There has been significant attention to the research on dense video
captioning, which aims to automatically localize and caption all events within
untrimmed video. Several studies introduce methods by designing dense video
captioning as a multitasking problem of event localization and event captioning
to consider inter-task relations. However, addressing both tasks using only
visual input is challenging due to the lack of semantic content.

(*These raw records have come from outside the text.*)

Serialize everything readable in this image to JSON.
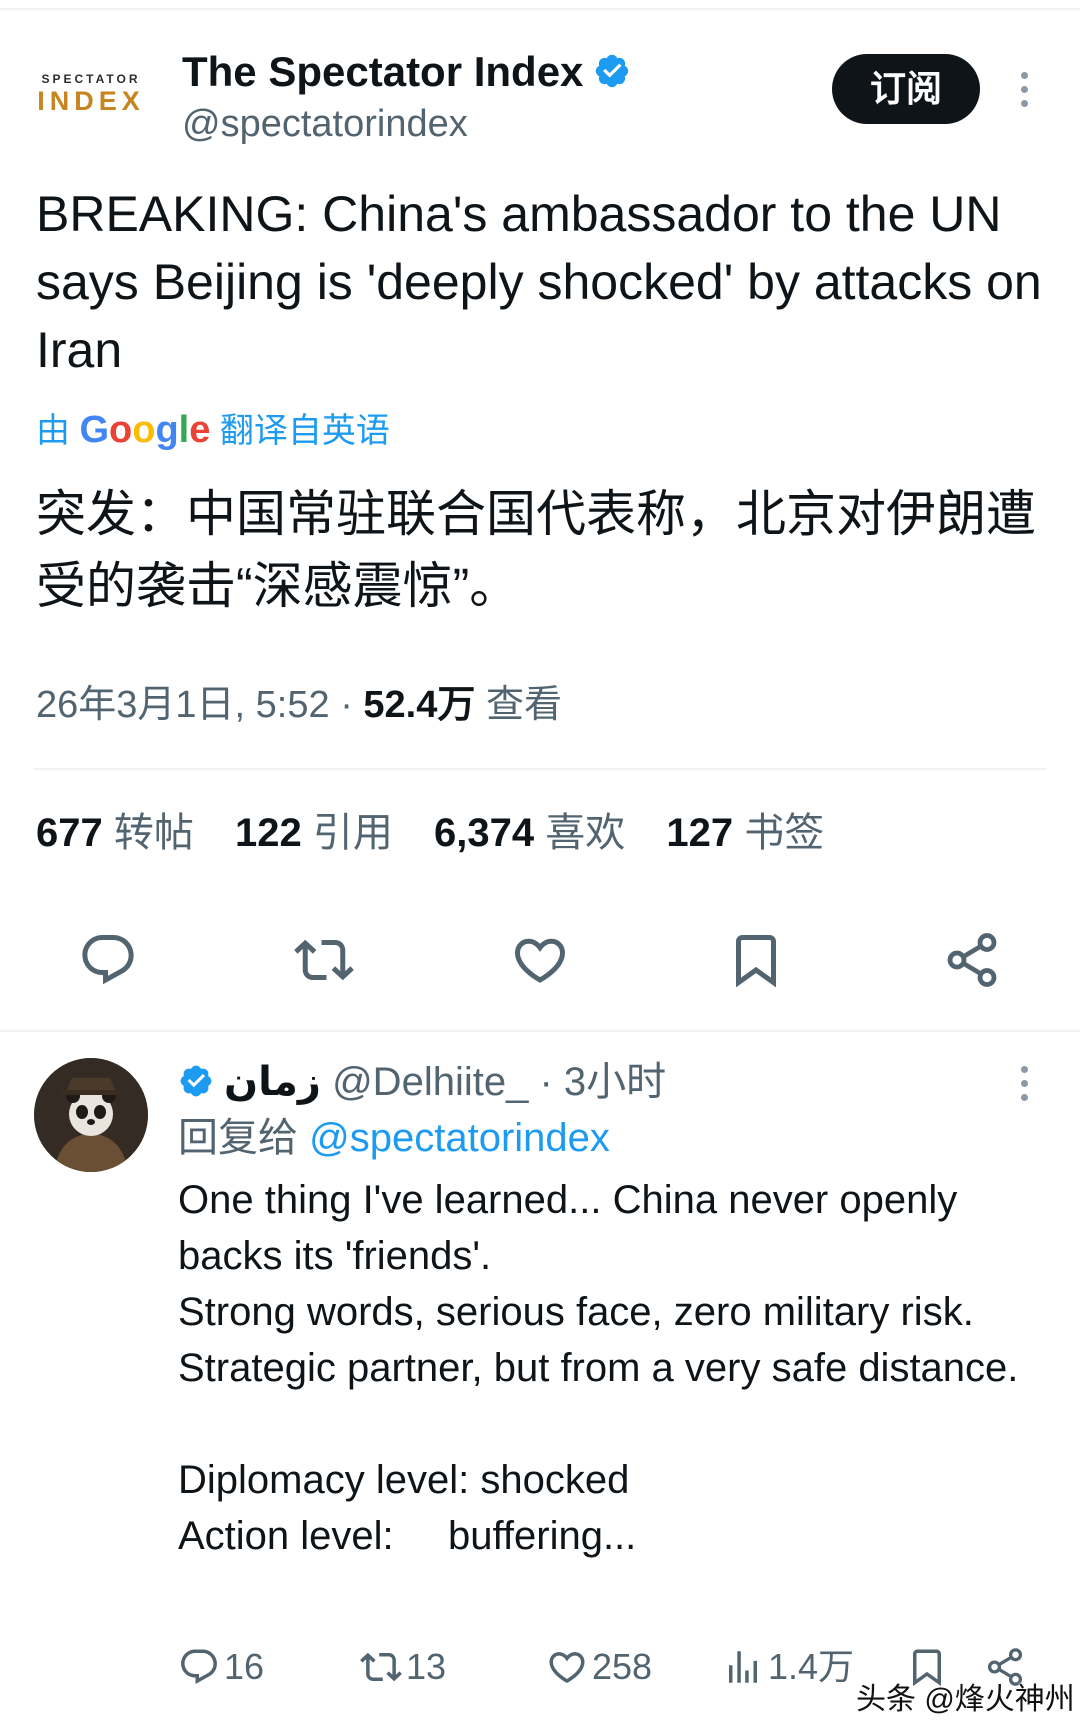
{
  "colors": {
    "accent": "#1d9bf0",
    "text": "#0f1419",
    "muted": "#536471",
    "divider": "#eff3f4"
  },
  "tweet": {
    "logo_top": "SPECTATOR",
    "logo_bottom": "INDEX",
    "author_name": "The Spectator Index",
    "handle": "@spectatorindex",
    "subscribe_label": "订阅",
    "text": "BREAKING: China's ambassador to the UN says Beijing is 'deeply shocked' by attacks on Iran",
    "translate_prefix": "由",
    "translate_brand": "Google",
    "translate_suffix": "翻译自英语",
    "translated_text": "突发：中国常驻联合国代表称，北京对伊朗遭受的袭击“深感震惊”。",
    "timestamp": "26年3月1日, 5:52",
    "meta_sep": "·",
    "views_count": "52.4万",
    "views_label": "查看",
    "stats": {
      "reposts_count": "677",
      "reposts_label": "转帖",
      "quotes_count": "122",
      "quotes_label": "引用",
      "likes_count": "6,374",
      "likes_label": "喜欢",
      "bookmarks_count": "127",
      "bookmarks_label": "书签"
    },
    "actions": [
      "reply-icon",
      "repost-icon",
      "like-icon",
      "bookmark-icon",
      "share-icon"
    ]
  },
  "reply": {
    "name": "زمان",
    "handle": "@Delhiite_",
    "time": "· 3小时",
    "replying_to_label": "回复给",
    "replying_to_handle": "@spectatorindex",
    "lines": [
      "One thing I've learned... China never openly backs its 'friends'.",
      "Strong words, serious face, zero military risk.",
      "Strategic partner, but from a very safe distance."
    ],
    "diplomacy_line": "Diplomacy level: shocked",
    "action_label": "Action level:",
    "action_value": "buffering...",
    "replies_count": "16",
    "reposts_count": "13",
    "likes_count": "258",
    "views_count": "1.4万"
  },
  "watermark": "头条 @烽火神州"
}
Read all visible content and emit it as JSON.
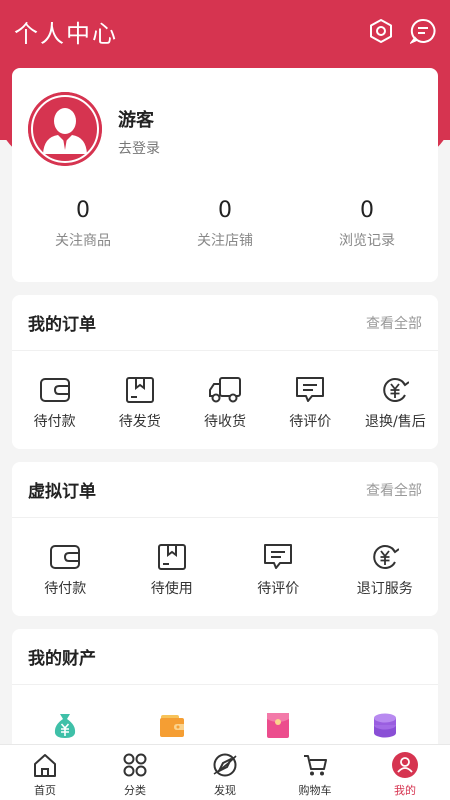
{
  "header": {
    "title": "个人中心",
    "settings_icon": "hexagon-settings-icon",
    "message_icon": "message-icon"
  },
  "profile": {
    "name": "游客",
    "login_text": "去登录",
    "stats": [
      {
        "value": "0",
        "label": "关注商品"
      },
      {
        "value": "0",
        "label": "关注店铺"
      },
      {
        "value": "0",
        "label": "浏览记录"
      }
    ]
  },
  "orders": {
    "title": "我的订单",
    "more": "查看全部",
    "items": [
      {
        "label": "待付款",
        "icon": "wallet-icon"
      },
      {
        "label": "待发货",
        "icon": "box-icon"
      },
      {
        "label": "待收货",
        "icon": "truck-icon"
      },
      {
        "label": "待评价",
        "icon": "comment-icon"
      },
      {
        "label": "退换/售后",
        "icon": "yuan-icon"
      }
    ]
  },
  "virtual_orders": {
    "title": "虚拟订单",
    "more": "查看全部",
    "items": [
      {
        "label": "待付款",
        "icon": "wallet-icon"
      },
      {
        "label": "待使用",
        "icon": "box-icon"
      },
      {
        "label": "待评价",
        "icon": "comment-icon"
      },
      {
        "label": "退订服务",
        "icon": "yuan-icon"
      }
    ]
  },
  "assets": {
    "title": "我的财产",
    "icons": [
      "money-bag-icon",
      "wallet-orange-icon",
      "red-envelope-icon",
      "coins-stack-icon"
    ]
  },
  "tabbar": {
    "items": [
      {
        "label": "首页",
        "icon": "home-icon"
      },
      {
        "label": "分类",
        "icon": "grid-icon"
      },
      {
        "label": "发现",
        "icon": "compass-icon"
      },
      {
        "label": "购物车",
        "icon": "cart-icon"
      },
      {
        "label": "我的",
        "icon": "user-icon",
        "active": true
      }
    ]
  },
  "colors": {
    "brand": "#d63450",
    "background": "#f4f4f4"
  }
}
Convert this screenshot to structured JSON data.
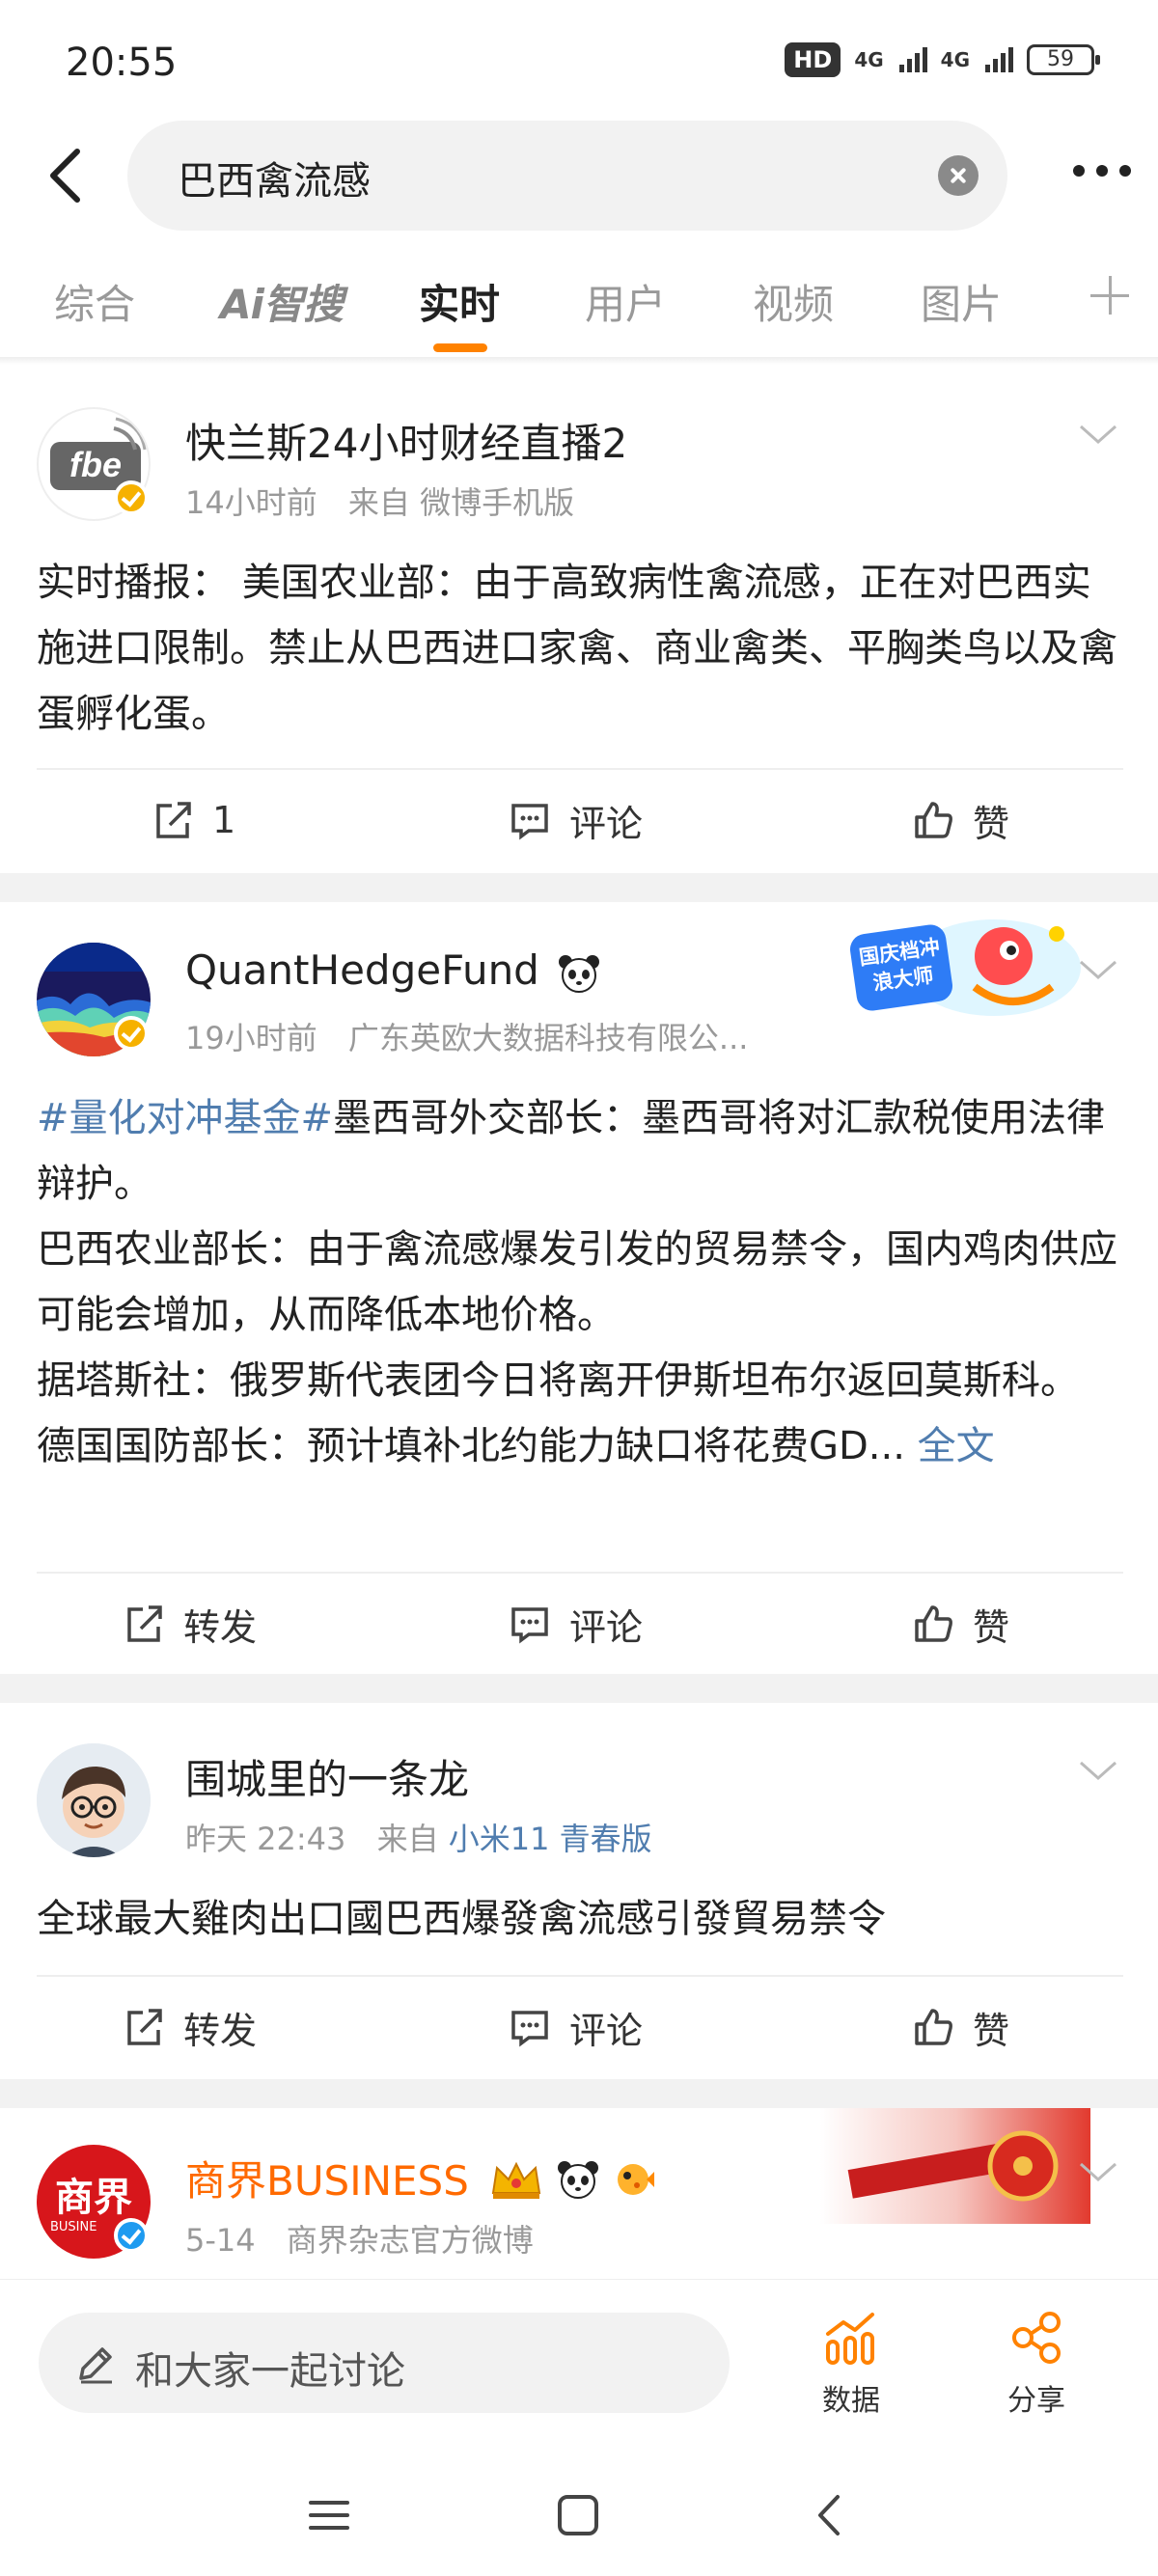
{
  "status_bar": {
    "time": "20:55",
    "hd": "HD",
    "net1": "4G",
    "net2": "4G",
    "battery": "59"
  },
  "header": {
    "search_query": "巴西禽流感"
  },
  "tabs": [
    {
      "label": "综合"
    },
    {
      "label": "Ai智搜"
    },
    {
      "label": "实时",
      "active": true
    },
    {
      "label": "用户"
    },
    {
      "label": "视频"
    },
    {
      "label": "图片"
    }
  ],
  "posts": [
    {
      "username": "快兰斯24小时财经直播2",
      "time": "14小时前",
      "source_prefix": "来自",
      "source": "微博手机版",
      "content": "实时播报： 美国农业部：由于高致病性禽流感，正在对巴西实施进口限制。禁止从巴西进口家禽、商业禽类、平胸类鸟以及禽蛋孵化蛋。",
      "avatar_text": "fbe",
      "actions": {
        "repost": "1",
        "comment": "评论",
        "like": "赞"
      }
    },
    {
      "username": "QuantHedgeFund",
      "time": "19小时前",
      "source": "广东英欧大数据科技有限公...",
      "hashtag": "#量化对冲基金#",
      "content_lines": [
        "墨西哥外交部长：墨西哥将对汇款税使用法律辩护。",
        "巴西农业部长：由于禽流感爆发引发的贸易禁令，国内鸡肉供应可能会增加，从而降低本地价格。",
        "据塔斯社：俄罗斯代表团今日将离开伊斯坦布尔返回莫斯科。",
        "德国国防部长：预计填补北约能力缺口将花费GD..."
      ],
      "full_text": "全文",
      "badge_text": "国庆档冲浪大师",
      "actions": {
        "repost": "转发",
        "comment": "评论",
        "like": "赞"
      }
    },
    {
      "username": "围城里的一条龙",
      "time": "昨天 22:43",
      "source_prefix": "来自",
      "source": "小米11 青春版",
      "content": "全球最大雞肉出口國巴西爆發禽流感引發貿易禁令",
      "actions": {
        "repost": "转发",
        "comment": "评论",
        "like": "赞"
      }
    },
    {
      "username": "商界BUSINESS",
      "username_color": "#ff6a00",
      "time": "5-14",
      "source": "商界杂志官方微博",
      "avatar_text": "商界",
      "avatar_sub": "BUSINE"
    }
  ],
  "bottom_bar": {
    "discuss_placeholder": "和大家一起讨论",
    "data_label": "数据",
    "share_label": "分享",
    "accent": "#ff8200"
  }
}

In this study,
we address this by proposing a novel framework inspired by the cognitive
information processing of humans. Our model utilizes external memory to
incorporate prior knowledge. The memory retrieval method is proposed with
cross-modal video-to-text matching. To effectively incorporate retrieved text
features, the versatile encoder and the decoder with visual and textual
cross-attention modules are designed. Comparative experiments have been
conducted to show the effectiveness of the proposed method on ActivityNet
Captions and YouCook2 datasets. Experimental results show promising performance
of our model without extensive pretraining from a large video dataset.

通过使用外部记忆库和跨模态视频 - 文本匹配方法，我们提出了一种新的框架来解决密集视频字幕的挑战，实现了事件定位和事件字幕任务的自动化。实验结果表明，在 ActivityNet Captions 和 YouCook2 数据集上，我们的模型表现出良好的性能，无需来自大型视频数据集的大量预训练。